Giada Armante, Ist "Poor Things" ein feministischer Film?, 2024, 22:18 (German/English)
"Ideas are banging around in Bella’s head and heart like lights and storm." At the moment of her intellectual awakening, Bella Baxter (Emma Stone) expresses a feeling that struck me immediately after my first viewing of Poor Things (Yorgos Lanthimos, 2023). The more I reflected on the film, the stronger this feeling became. I was captivated by its numerous references to gender politics and the humorous portrayal of the various male figures in the protagonist’s life. At the same time, a sense of disappointment crept in—an uncertainty about whether the film truly delivered on what the trailer had promised: a story of female self-liberation.
While Barbie (Greta Gerwig, 2023) was criticized by film critics for commodifying feminism, Poor Things received overwhelmingly positive reviews (see, for example, Wolfgang M. Schmitt’s analysis, "Why POOR THINGS is the Better Barbie"). This contrast led me to question how feminism is defined in today’s, in many ways regressive, society—who holds the authority over this definition, and, most importantly, whether Poor Things holds up under the scrutiny of feminist film theory.
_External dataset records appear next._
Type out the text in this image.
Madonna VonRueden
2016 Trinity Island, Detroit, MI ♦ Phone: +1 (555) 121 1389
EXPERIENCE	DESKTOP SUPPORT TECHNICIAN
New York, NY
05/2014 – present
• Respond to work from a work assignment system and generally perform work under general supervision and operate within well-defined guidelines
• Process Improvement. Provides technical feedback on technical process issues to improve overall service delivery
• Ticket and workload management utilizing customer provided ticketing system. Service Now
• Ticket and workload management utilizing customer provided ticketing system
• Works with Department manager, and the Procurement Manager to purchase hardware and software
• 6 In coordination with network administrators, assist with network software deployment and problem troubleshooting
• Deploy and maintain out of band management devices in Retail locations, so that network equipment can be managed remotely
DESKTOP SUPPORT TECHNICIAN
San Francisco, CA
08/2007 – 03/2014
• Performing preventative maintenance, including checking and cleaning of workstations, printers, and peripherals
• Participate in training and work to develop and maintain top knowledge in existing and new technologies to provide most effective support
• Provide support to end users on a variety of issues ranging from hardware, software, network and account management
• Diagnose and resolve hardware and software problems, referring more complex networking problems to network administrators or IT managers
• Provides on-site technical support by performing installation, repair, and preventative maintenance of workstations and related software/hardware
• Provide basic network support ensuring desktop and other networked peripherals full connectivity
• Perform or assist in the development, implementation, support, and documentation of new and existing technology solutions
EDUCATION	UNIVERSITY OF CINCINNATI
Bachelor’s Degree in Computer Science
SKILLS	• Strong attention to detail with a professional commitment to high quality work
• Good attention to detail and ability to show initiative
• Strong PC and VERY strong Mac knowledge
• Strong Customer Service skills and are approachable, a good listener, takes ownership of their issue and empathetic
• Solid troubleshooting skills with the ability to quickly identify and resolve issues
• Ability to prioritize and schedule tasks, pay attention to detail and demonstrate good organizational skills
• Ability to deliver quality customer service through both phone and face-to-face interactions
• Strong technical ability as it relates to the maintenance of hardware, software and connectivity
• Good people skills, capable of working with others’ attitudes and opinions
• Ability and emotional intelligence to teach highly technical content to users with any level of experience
At first, I wasn’t sure whether the question “Is Poor Things a feminist film?” would be a fruitful one. However, it gave me the opportunity to engage more deeply with feminist film theory—something I had long wanted to explore. Until then, my engagement with feminist film criticism had been mostly peripheral: reading occasional articles, discussing the limitations of tools like the Bechdel-Wallace Test with friends, but never systematically studying the foundations of feminist film theory to analyze a film in depth. Nina Menkes’ documentary Brainwashed: Sex-Camera-Power (2022) sparked my interest in examining Poor Things not only in terms of its content but also in relation to its formal aesthetic composition.